Australian (ASX) Stock Market Forum

Reply to thread

I'll answer these objections, but let's leave it at that. As far as my trading goes, I have long gone beyond the issue of entry for long term trend following and have no reason to revisit it - my view is that the real money for long term trend following is elsewhere (optimizing money management, which I have spent much time working on). I no longer have the psychological need nor energy to expend on converting others to my view.



1. The standard deviation and distribution of the results for both systems was much the same.


2. You can start the simulation on any date - the results come out basically the same. I remind you, however, that I used a 10 year date range to include a range of markets in the test.


3. Total number of trades was much the same, around 550 or so.


4. You're also missing the point that a breakout entry was NOT clearly and obviously superior to random entry.

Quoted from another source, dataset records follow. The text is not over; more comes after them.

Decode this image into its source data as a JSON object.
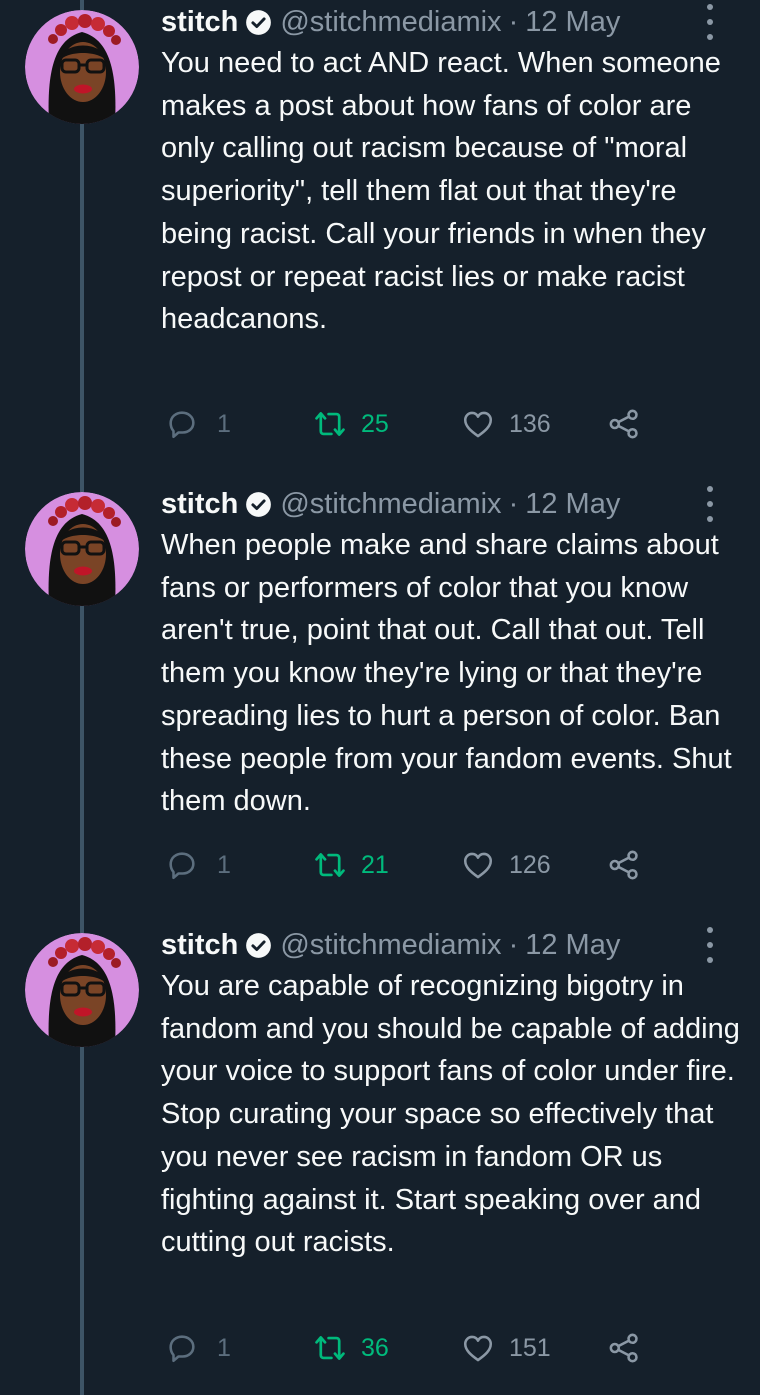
{
  "colors": {
    "background": "#15202b",
    "text_primary": "#f7f9f9",
    "text_secondary": "#8b98a5",
    "retweet_active": "#00ba7c",
    "thread_line": "#3d5466"
  },
  "tweets": [
    {
      "author_name": "stitch",
      "handle": "@stitchmediamix",
      "separator": "·",
      "date": "12 May",
      "text": "You need to act AND react. When someone makes a post about how fans of color are only calling out racism because of \"moral superiority\", tell them flat out that they're being racist. Call your friends in when they repost or repeat racist lies or make racist headcanons.",
      "replies": "1",
      "retweets": "25",
      "likes": "136"
    },
    {
      "author_name": "stitch",
      "handle": "@stitchmediamix",
      "separator": "·",
      "date": "12 May",
      "text": "When people make and share claims about fans or performers of color that you know aren't true, point that out. Call that out. Tell them you know they're lying or that they're spreading lies to hurt a person of color. Ban these people from your fandom events. Shut them down.",
      "replies": "1",
      "retweets": "21",
      "likes": "126"
    },
    {
      "author_name": "stitch",
      "handle": "@stitchmediamix",
      "separator": "·",
      "date": "12 May",
      "text": "You are capable of recognizing bigotry in fandom and you should be capable of adding your voice to support fans of color under fire. Stop curating your space so effectively that you never see racism in fandom OR us fighting against it. Start speaking over and cutting out racists.",
      "replies": "1",
      "retweets": "36",
      "likes": "151"
    }
  ]
}
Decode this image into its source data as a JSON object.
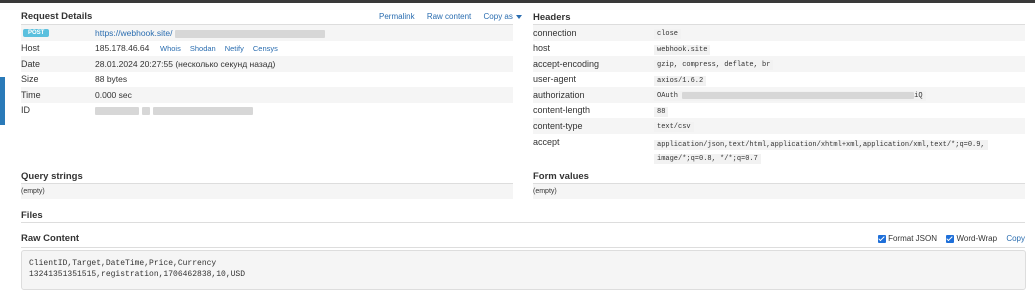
{
  "request": {
    "title": "Request Details",
    "links": [
      "Permalink",
      "Raw content",
      "Copy as"
    ],
    "method": "POST",
    "url": "https://webhook.site/",
    "rows": [
      {
        "label": "Host",
        "value": "185.178.46.64"
      },
      {
        "label": "Date",
        "value": "28.01.2024 20:27:55 (несколько секунд назад)"
      },
      {
        "label": "Size",
        "value": "88 bytes"
      },
      {
        "label": "Time",
        "value": "0.000 sec"
      },
      {
        "label": "ID",
        "value": ""
      }
    ],
    "host_tools": [
      "Whois",
      "Shodan",
      "Netify",
      "Censys"
    ]
  },
  "headers": {
    "title": "Headers",
    "rows": [
      {
        "label": "connection",
        "value": "close"
      },
      {
        "label": "host",
        "value": "webhook.site"
      },
      {
        "label": "accept-encoding",
        "value": "gzip, compress, deflate, br"
      },
      {
        "label": "user-agent",
        "value": "axios/1.6.2"
      },
      {
        "label": "authorization",
        "value": "OAuth",
        "value_tail": "iQ"
      },
      {
        "label": "content-length",
        "value": "88"
      },
      {
        "label": "content-type",
        "value": "text/csv"
      },
      {
        "label": "accept",
        "value": "application/json,text/html,application/xhtml+xml,application/xml,text/*;q=0.9,",
        "value2": "image/*;q=0.8, */*;q=0.7"
      }
    ]
  },
  "query": {
    "title": "Query strings",
    "empty": "(empty)"
  },
  "form": {
    "title": "Form values",
    "empty": "(empty)"
  },
  "files": {
    "title": "Files"
  },
  "raw": {
    "title": "Raw Content",
    "format_json": "Format JSON",
    "word_wrap": "Word-Wrap",
    "copy": "Copy",
    "line1": "ClientID,Target,DateTime,Price,Currency",
    "line2": "13241351351515,registration,1706462838,10,USD"
  }
}
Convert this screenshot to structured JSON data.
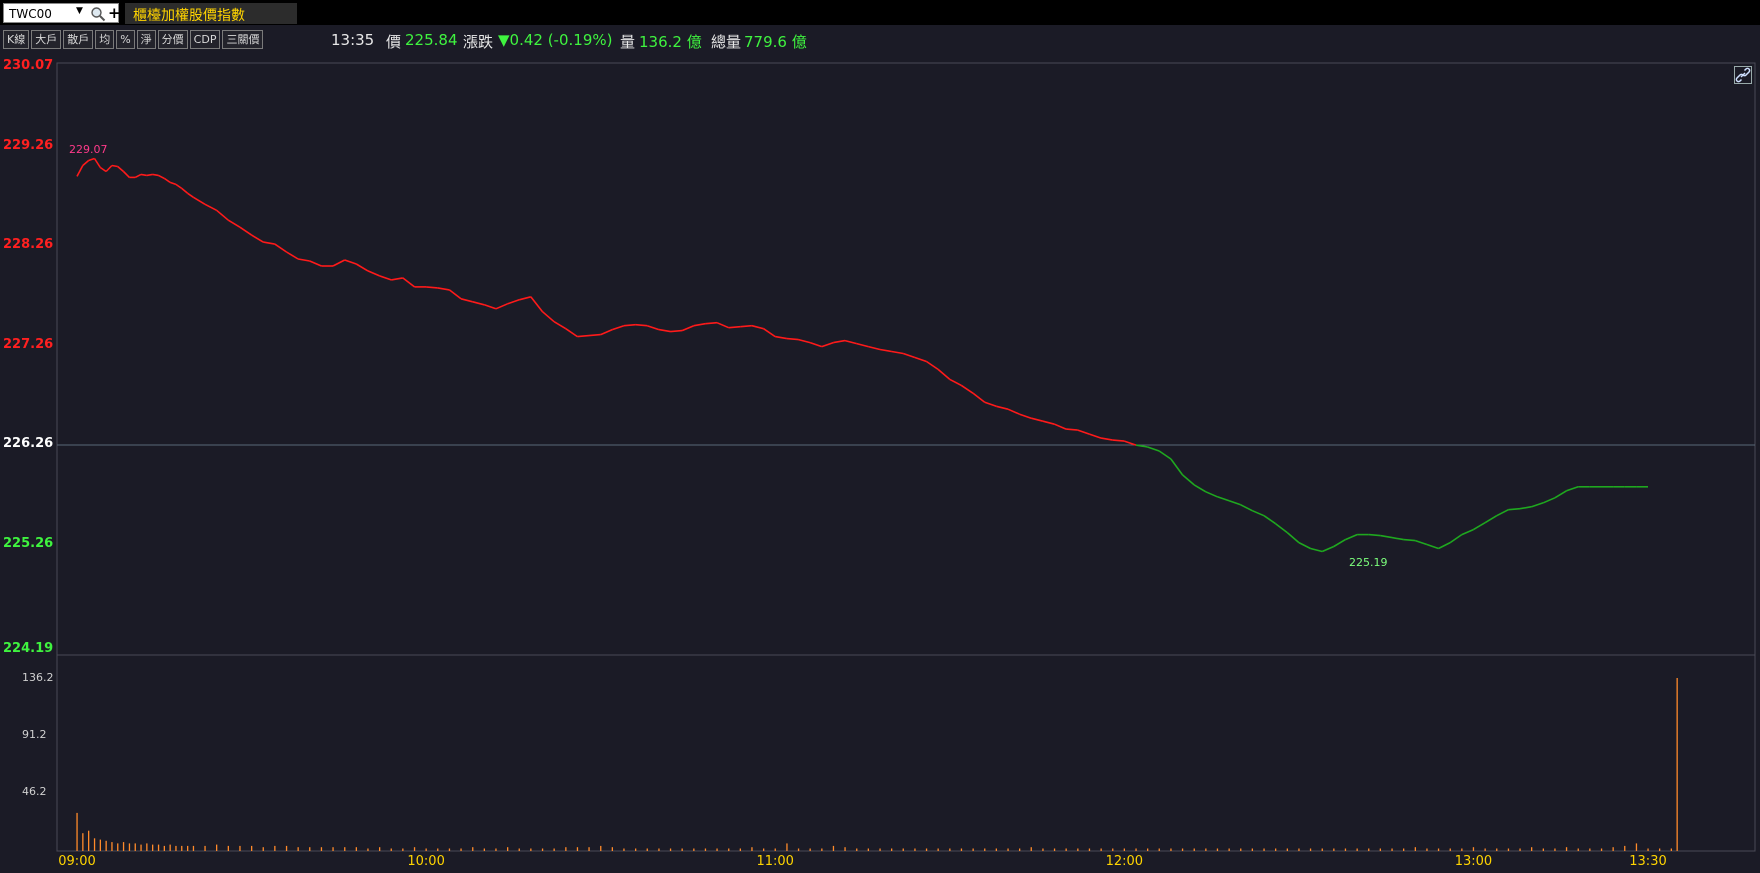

The big problem with trend followers is that we remain convinced that we can add value to our systems by what is simply curve fitting and we will spend endless hours curve fitting the entry to give the best historical results (which paradoxically will likely give the worst results going forwards).


Long term trend following derives its edge purely and simply by cutting out the big losers whilst letting the big winners run. All the rest is window dressing to make us feel as if we have some degree of control over our results.


Accepting the fact that entry is mostly insignificant in long term trend following is highly liberating, and allows you to move beyond the "5%". I have come to accept, however, that the vast bulk of long term trend followers will never accept this, but as long as they honour their stops, they'll still be profitable.